Mine started in March of 1991. It’s formed how I view the world, people, geographical regions, economics, relationships, and theology. It the lens that colors my world, and makes my views different than yours. It’s my story. How I got from point A to point B. Yeah, our stories may be similar, but they aren’t identical. My twists, turns, valleys, and mountains have had a hand in forming my view of theology, just like your journey has helped form yours. It’s the reason why I may really cling to an attribute of God more closely than you and vice versa.
Last week Matt wrote an amazing post about transparency and how our church seems to be the one place that we should find it, but don’t. If you didn’t get a chance to read it, well click here and take a look. It was a call to be real, not a perfect Christian, but a real one. And for Christians to have transparent conversations and speak Christ into each other’s lives. But I’m sure some have had the question, “But how? How do I get to that point with someone? Where do I start?”
This is not a step by step guide, but a suggestion that I think could help.
In I Corinthians 6 we see this list of sinners that will not inherit the kingdom of heaven, but when we come to verse 11 we see an amazing verse about personal stories and works of grace.
“And such were some of you. But you were washed, you were sanctified, you were justified in the name of the Lord Jesus Christ and by the Spirit of our God.”
This church in Corinth was filled with liars, adulterers, drunkards, and swindlers, but they had been washed in the blood of the Lamb and justified in the eyes of their Savior. They had a story that shaped their view of God. I’m sure the adulterer’s view of the purity of Christ was much more personal than the drunkards. His story shaped his view of purity. The swindler’s view of truth is much more precious to him than we could imagine. The freedom we experience through Christ may be more excellent to some one that was enslaved by alcohol. Those life experiences and stories are why each one of us may cling to a different attribute of God. Even if you haven’t been saved from specific sins listed in I Corinthians your history has still had a hand in forming your view of your Savior.
So how do you start having real, transparent conversations? Start with learning each other’s story. Find out why this person is the way they are. There are reasons why we believe what we believe and why we hold some truths so tightly while others we are more open to discussing. It’s our story. And until we make an attempt to understanding the why of each generation’s thinking and how they got there, a church accord may stay a thing of legend.

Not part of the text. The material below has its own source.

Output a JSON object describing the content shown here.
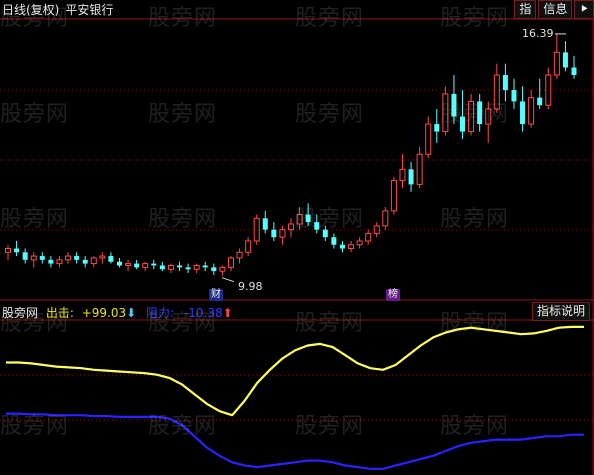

The point of understanding someone else’s story is not to hold it against them or have our view of them change for the worse. Christ’s blood has made each one of us as white as snow and as pure as Christ. Our list of ordinances against us have been taken away and nailed to the cross, with Christ gloriously triumphing over them, putting to open shame those that would hold it against us. The point is to find the common ground. It’s understanding each person at their most basic part and building open, transparent relationships from there.